Non-tariff measures (NTMs) are defined as ‘…policy measures other than ordinary customs tariffs that can potentially have an economic effect on international trade in goods, changing quantities traded, or prices or both…’.
At the time of publication, over 2000 NTMs had been recorded through the World Trade Organisation (WTO) for 2016. Technical measures such as Sanitary and Phytosanitary (SPS) and Technical Barriers to Trade (TBT) notifications equate to more than 60% of all NTM notifications reported through the WTO. These notifications are of particular relevance to agricultural commodities.
Non-Tariff Measures and Trade Barriers
The World Trade Organization (WTO) provides guidelines for the application of NTMs. In essence, the WTO rules indicate that NTMs must be transparent, not overly restrictive to trade or applied arbitrarily. These rules help distinguish legitimate policy regulations and procedures from protectionist measures that may impede trade. The Australian Government supports the WTO rules.
In some instances, an NTM may be WTO-inconsistent and act as a barrier to trade for Australian agricultural products. The Australian Government is working with industry to address priority NTMs that are a barrier to trade and to reduce their impact.
Classification of Non-Tariff Measures
To assist in the identification and quantification of NTMs, the United Nations Conference on Trade and Development (UNCTAD) developed a universal classification system for NTMs. The UNCTAD classification of NTMs is essentially a taxonomy of all those measures considered relevant in today’s situation in international trade. The classification system consists of 16 chapters (A to P), with each individual chapter divided into groupings with up to three layers of subcategories (See table 1).

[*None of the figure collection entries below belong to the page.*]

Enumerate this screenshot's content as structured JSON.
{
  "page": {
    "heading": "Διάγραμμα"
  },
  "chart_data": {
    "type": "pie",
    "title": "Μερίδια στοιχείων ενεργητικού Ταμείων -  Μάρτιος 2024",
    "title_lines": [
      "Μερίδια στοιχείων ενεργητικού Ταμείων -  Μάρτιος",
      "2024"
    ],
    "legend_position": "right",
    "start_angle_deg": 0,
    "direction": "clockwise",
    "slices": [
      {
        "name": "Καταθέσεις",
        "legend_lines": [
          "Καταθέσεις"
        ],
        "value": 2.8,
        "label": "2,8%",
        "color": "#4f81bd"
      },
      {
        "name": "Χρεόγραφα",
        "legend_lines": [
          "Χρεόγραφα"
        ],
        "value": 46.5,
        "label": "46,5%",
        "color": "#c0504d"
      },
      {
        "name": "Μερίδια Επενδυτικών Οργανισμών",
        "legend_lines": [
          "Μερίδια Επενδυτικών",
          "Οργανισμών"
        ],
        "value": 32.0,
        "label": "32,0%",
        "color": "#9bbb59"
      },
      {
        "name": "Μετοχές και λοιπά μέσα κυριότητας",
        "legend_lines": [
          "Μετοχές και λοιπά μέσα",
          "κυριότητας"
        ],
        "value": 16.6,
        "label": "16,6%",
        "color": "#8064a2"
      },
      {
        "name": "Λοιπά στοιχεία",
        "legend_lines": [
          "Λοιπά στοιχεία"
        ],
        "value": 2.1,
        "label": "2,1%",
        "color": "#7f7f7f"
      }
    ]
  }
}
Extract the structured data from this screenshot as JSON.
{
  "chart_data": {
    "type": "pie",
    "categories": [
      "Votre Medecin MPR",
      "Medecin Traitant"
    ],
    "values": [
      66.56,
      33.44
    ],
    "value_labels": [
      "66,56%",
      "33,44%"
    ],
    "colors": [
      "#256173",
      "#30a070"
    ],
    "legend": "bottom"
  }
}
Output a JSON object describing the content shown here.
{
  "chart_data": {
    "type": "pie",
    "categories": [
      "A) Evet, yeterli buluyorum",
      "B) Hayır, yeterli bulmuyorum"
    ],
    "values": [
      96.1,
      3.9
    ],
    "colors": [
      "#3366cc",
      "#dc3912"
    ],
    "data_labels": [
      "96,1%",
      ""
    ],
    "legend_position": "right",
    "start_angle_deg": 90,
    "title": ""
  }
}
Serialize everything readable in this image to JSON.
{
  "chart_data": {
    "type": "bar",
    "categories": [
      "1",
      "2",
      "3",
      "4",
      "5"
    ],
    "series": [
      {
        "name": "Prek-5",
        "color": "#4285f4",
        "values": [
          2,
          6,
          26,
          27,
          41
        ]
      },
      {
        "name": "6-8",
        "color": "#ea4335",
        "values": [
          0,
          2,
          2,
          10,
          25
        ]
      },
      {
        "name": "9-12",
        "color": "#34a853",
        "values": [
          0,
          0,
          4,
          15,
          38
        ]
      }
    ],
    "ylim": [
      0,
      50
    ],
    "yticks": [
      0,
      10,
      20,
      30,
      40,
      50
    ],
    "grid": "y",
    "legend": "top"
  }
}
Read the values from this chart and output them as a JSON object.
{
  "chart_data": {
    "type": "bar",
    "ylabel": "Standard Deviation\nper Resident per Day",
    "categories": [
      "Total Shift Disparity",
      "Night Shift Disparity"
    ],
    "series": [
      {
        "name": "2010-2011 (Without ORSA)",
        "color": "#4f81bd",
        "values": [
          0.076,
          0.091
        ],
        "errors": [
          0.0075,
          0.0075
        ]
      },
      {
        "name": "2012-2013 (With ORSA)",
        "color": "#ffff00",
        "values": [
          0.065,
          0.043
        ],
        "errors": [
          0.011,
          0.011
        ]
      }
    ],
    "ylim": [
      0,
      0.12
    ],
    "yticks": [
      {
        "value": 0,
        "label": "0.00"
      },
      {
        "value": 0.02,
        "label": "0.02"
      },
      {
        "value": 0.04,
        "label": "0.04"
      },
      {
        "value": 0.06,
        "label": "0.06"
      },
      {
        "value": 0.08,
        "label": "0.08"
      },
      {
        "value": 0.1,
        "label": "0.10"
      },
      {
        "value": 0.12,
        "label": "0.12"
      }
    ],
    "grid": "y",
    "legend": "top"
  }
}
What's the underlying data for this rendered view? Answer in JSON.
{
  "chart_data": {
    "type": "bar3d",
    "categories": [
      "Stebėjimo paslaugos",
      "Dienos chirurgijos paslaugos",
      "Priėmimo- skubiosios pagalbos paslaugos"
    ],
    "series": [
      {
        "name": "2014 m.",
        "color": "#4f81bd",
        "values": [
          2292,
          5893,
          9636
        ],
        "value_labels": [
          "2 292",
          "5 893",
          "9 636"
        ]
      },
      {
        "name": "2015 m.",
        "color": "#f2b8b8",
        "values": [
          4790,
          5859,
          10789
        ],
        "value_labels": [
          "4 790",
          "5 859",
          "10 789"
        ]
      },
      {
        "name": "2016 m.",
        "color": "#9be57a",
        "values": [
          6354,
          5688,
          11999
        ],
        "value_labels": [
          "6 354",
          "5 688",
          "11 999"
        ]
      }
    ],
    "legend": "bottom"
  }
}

Table 1: The UNCTAD NTM classification table
This classification system acknowledges existence of measures and does not judge on legitimacy, adequacy, necessity or discrimination of any form of policy intervention used in international trade. It helps exporters worldwide to access transparent, reliable and comparable information and enables understanding of NTMs.
Actions to Address NTMs
Vast numbers of NTMs are released annually. As a result, it is not possible to address every NTM. The Australian Government believes that the best approach to addressing NTMs is to identify, quantify and prioritise NTMs of significance. Once the NTMs of significance have been identified, one or more of the following actions may be taken to address the measure:
- Refer to industry body for commercial resolution;
- The Department of Agriculture and Water Resources undertakes bilateral discussions with the relevant importing country authorities;
- Issue is raised in Free Trade Agreement (FTA) discussions;
- Australian Government addresses through international forums – e.g. international standard setting processes, SPS committee, TBT committee;
- Australian Government collaborates with like-minded countries; and
- Australian Government reviews whether the case is serious enough to lodge a dispute via the WTO.